General Stanley McChrystal, the most senior military commander in Afghanistan, was summoned to the White House in 2010 and sacked by President Obama following a candid interview in Rolling Stone magazine. What does this demonstrate? Well, one conclusion is all is well. Here is proof that the military is subordinate to politics, just what a healthy democracy needs. Another conclusion is they are both subordinate to the media. This is also probably healthy also.   Journalists got the President sacked in the Watergate scandal. Rolling Stone Magazine are probably very happy though. It’s a triumphal moment for the leading counter cultural monthly to take a general’s scalp.

What did General McChrystal do wrong? Is it really news that a bunch of soldiers when relaxing in a bar bitch about politicians? Is the public really shocked? There has been a scene like that in almost every war movie. It’s so commonplace that it can’t be news. A soldier fighting a war thinks the politicians on the other side of the world are out of touch. That’s such a cliche…

So what did he do wrong? This was a catatactic blunder. It was a level confusion, a breaching of the barrier between the private man and the public role. In this case, the individual is on level one and the public office is the meta-level above it. There is no problem with an individual having those thoughts. There is a problem with the leader of the armed forces disagreeing with the President in public. Rolling Stone is also guilty here. General McChrystal did not call a press conference and announce to the world his misgivings. His aides were making in appropriate jokes getting drunk in a bar in Paris. We have all done that. It was Rolling Stone who took it across the barrier from the private to the public.

You may say it is foolish to air your true feelings when there is a journalist lurking around.
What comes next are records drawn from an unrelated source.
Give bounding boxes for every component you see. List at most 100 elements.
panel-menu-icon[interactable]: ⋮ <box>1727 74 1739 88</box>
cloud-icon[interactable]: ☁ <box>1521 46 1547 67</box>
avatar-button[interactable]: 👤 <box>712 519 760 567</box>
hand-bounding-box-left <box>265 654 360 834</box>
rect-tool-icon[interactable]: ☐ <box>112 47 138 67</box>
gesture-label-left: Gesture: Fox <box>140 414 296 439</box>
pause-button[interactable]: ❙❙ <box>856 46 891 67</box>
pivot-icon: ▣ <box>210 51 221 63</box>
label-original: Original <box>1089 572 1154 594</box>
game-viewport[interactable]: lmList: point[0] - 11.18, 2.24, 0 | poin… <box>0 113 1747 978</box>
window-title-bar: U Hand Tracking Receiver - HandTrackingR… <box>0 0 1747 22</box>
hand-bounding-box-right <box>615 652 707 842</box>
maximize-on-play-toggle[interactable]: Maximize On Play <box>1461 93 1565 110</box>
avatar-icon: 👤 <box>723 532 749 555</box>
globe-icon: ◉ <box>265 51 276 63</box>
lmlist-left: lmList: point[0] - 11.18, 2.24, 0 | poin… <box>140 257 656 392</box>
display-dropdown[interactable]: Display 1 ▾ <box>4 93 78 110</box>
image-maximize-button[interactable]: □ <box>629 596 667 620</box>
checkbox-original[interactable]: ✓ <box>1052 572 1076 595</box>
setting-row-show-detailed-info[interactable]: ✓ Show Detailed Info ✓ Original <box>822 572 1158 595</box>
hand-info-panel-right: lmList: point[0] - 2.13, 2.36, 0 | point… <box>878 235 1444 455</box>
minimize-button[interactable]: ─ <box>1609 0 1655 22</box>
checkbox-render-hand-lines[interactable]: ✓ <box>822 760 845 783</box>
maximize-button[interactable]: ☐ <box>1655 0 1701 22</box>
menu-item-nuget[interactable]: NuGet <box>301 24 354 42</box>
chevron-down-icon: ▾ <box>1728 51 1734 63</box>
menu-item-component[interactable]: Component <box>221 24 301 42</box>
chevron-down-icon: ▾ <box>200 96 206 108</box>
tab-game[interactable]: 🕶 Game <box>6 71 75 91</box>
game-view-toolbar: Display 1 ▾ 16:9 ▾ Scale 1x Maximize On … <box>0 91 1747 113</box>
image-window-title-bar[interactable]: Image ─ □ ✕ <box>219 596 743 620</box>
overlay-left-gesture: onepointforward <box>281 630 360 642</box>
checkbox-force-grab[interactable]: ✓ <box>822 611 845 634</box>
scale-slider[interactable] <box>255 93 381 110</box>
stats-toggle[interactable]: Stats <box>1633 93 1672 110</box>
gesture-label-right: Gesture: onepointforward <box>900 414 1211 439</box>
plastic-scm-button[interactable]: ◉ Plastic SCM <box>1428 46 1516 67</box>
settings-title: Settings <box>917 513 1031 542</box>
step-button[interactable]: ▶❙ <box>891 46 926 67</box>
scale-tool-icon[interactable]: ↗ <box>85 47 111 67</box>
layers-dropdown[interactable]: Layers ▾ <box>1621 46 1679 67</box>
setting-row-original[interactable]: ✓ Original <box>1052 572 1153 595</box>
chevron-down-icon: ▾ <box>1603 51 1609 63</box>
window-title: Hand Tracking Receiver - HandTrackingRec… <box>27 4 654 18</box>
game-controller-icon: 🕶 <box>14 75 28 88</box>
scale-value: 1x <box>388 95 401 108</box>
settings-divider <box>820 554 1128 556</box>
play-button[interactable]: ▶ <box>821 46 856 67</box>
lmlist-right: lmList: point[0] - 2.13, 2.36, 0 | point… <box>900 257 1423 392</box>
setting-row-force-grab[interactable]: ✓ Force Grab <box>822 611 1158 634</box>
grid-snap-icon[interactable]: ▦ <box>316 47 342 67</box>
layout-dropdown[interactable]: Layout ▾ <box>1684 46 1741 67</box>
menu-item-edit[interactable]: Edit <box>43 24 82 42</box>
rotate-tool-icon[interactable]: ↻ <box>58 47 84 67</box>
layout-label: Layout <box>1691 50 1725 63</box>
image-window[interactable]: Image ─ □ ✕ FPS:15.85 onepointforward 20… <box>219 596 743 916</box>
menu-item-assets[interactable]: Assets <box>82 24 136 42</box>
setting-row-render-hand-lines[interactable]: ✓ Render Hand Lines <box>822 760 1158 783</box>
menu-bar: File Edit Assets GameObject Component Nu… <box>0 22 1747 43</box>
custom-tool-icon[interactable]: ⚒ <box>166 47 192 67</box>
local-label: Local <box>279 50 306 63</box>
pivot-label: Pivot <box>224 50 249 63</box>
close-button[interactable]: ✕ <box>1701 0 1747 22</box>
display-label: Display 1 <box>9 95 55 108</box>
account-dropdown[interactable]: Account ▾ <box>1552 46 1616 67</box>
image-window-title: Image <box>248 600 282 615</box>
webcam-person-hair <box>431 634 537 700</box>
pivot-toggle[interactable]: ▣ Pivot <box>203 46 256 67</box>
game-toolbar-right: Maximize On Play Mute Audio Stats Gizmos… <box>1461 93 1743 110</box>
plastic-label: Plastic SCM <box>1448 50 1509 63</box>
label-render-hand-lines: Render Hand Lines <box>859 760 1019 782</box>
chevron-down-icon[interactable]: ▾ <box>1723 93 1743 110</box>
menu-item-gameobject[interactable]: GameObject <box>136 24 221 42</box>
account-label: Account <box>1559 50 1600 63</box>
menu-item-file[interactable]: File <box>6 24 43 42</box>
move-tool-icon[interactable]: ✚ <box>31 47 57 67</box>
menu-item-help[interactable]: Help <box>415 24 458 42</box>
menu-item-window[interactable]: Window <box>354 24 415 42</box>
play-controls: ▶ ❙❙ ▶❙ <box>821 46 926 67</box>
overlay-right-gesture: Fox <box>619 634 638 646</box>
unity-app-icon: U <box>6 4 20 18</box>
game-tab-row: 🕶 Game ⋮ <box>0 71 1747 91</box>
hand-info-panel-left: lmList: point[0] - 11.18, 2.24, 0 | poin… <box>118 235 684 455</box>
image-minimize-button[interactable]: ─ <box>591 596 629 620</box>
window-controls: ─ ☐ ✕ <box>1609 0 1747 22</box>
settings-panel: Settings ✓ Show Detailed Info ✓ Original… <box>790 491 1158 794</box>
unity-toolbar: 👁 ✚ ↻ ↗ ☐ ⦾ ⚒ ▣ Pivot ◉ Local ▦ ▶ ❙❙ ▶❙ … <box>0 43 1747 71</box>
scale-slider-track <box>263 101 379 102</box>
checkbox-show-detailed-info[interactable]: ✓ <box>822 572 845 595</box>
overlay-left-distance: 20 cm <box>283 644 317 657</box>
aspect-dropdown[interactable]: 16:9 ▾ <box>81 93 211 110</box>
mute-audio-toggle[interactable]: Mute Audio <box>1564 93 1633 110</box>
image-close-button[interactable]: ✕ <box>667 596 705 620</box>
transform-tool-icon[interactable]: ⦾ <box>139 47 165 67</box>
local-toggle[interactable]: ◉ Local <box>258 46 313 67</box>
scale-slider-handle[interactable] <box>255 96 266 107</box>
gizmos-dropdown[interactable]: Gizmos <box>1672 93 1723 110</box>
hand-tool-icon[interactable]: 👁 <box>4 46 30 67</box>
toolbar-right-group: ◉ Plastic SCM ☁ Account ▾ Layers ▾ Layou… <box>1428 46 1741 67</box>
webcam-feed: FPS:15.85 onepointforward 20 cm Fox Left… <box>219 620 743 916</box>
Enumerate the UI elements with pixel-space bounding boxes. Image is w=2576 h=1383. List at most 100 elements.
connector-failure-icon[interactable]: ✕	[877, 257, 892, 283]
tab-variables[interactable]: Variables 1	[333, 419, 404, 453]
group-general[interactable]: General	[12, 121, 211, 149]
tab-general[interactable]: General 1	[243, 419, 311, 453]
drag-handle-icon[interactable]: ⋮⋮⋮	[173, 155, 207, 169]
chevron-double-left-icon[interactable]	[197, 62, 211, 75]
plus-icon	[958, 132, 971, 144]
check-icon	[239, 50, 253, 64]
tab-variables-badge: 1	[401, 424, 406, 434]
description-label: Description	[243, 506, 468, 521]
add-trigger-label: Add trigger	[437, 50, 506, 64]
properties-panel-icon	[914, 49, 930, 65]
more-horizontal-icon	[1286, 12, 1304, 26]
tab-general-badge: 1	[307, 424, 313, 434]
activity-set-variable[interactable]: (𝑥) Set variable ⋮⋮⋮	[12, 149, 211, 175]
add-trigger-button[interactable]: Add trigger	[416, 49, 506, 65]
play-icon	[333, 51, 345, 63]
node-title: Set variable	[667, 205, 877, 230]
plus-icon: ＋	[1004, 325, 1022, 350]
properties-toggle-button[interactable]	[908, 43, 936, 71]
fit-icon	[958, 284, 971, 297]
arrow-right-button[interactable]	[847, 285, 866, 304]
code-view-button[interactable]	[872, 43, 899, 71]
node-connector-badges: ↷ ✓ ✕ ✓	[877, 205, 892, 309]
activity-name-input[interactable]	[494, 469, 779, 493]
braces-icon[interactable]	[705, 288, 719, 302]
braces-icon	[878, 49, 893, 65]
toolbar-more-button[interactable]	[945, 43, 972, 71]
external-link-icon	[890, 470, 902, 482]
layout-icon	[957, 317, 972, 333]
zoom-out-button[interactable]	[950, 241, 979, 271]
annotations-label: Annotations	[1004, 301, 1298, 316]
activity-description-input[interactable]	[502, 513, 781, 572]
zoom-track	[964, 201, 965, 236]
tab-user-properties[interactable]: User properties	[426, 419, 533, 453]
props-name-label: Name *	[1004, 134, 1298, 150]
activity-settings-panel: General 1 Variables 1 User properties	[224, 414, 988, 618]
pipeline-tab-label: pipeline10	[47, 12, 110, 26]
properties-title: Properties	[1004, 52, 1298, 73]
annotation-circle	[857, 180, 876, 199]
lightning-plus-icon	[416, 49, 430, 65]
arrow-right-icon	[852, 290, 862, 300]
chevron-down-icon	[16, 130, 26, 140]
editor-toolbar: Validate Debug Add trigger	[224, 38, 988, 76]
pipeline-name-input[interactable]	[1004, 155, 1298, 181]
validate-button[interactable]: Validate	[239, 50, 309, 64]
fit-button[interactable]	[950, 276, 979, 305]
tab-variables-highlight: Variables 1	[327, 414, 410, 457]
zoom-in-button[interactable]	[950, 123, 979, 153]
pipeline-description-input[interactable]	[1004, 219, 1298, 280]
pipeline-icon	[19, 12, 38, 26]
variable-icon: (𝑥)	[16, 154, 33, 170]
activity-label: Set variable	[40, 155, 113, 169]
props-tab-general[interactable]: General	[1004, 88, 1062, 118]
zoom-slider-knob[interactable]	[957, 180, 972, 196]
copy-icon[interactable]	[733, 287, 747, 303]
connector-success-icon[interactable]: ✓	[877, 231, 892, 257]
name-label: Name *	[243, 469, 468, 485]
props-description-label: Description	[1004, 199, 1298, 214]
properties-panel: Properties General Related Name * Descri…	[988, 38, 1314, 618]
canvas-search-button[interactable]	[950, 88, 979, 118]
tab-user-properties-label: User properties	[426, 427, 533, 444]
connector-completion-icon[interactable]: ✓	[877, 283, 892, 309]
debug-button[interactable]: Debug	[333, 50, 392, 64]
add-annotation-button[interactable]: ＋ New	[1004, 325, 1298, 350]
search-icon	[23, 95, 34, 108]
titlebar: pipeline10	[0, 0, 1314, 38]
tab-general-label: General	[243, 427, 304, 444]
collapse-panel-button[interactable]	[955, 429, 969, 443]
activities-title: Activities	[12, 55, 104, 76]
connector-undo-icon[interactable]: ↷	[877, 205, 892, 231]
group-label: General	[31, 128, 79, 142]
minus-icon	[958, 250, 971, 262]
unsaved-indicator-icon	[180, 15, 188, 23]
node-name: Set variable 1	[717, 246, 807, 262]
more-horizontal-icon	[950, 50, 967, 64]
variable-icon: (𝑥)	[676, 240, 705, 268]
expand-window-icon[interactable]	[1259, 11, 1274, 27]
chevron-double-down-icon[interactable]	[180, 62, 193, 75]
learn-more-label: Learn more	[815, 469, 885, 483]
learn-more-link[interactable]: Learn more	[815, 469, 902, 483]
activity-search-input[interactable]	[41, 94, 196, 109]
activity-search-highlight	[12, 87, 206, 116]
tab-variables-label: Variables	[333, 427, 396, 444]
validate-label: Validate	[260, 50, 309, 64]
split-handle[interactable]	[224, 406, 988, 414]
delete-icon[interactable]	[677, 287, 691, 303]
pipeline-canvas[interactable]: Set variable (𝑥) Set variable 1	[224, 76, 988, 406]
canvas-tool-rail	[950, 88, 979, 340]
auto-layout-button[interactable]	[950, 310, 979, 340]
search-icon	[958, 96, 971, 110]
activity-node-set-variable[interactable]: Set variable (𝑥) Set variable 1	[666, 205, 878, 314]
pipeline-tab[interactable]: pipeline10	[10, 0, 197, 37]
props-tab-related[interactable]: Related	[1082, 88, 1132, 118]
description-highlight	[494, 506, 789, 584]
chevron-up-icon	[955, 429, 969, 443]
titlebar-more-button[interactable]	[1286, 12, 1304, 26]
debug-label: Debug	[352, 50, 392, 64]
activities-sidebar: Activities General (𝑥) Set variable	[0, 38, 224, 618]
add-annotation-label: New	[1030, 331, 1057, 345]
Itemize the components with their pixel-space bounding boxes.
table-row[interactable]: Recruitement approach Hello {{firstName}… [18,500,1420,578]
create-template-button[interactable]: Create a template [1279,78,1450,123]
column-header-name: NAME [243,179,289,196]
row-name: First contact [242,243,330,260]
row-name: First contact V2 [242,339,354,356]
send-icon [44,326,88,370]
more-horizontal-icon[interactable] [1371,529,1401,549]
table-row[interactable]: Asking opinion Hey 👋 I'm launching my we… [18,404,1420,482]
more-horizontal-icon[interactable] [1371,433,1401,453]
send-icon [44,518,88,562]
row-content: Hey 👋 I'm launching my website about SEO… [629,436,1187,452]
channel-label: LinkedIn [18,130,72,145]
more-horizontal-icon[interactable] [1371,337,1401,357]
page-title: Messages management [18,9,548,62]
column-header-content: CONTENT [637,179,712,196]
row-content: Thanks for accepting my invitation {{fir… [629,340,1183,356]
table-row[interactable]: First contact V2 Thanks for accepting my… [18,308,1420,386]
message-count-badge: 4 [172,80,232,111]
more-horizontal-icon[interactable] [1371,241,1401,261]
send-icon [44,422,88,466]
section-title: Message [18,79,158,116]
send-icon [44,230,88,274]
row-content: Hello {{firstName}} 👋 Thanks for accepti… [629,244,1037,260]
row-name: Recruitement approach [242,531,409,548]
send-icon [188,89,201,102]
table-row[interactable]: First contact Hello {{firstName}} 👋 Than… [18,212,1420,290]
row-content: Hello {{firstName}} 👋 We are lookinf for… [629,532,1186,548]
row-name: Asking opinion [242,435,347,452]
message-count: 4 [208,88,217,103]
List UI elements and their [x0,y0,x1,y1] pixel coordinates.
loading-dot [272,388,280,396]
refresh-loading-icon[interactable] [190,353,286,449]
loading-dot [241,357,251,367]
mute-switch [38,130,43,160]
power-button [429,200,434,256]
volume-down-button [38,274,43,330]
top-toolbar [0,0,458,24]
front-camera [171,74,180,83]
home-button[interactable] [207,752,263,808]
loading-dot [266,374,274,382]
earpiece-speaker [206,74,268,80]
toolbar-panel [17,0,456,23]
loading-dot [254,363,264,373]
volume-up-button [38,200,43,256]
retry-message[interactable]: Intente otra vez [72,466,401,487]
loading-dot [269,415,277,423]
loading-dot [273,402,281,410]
Its only a small step from there to believing that public officials should routinely lie to the press. That is not a good result. The real fault lies with us – the reading public – and the need to view the category of ‘public role’ as more important than the human one. Surely this was a case where the context of the comments  was a vitally import qualifying factor. They got ignored as the categorisation process crossed the catataxic boundary between the human level and the public level.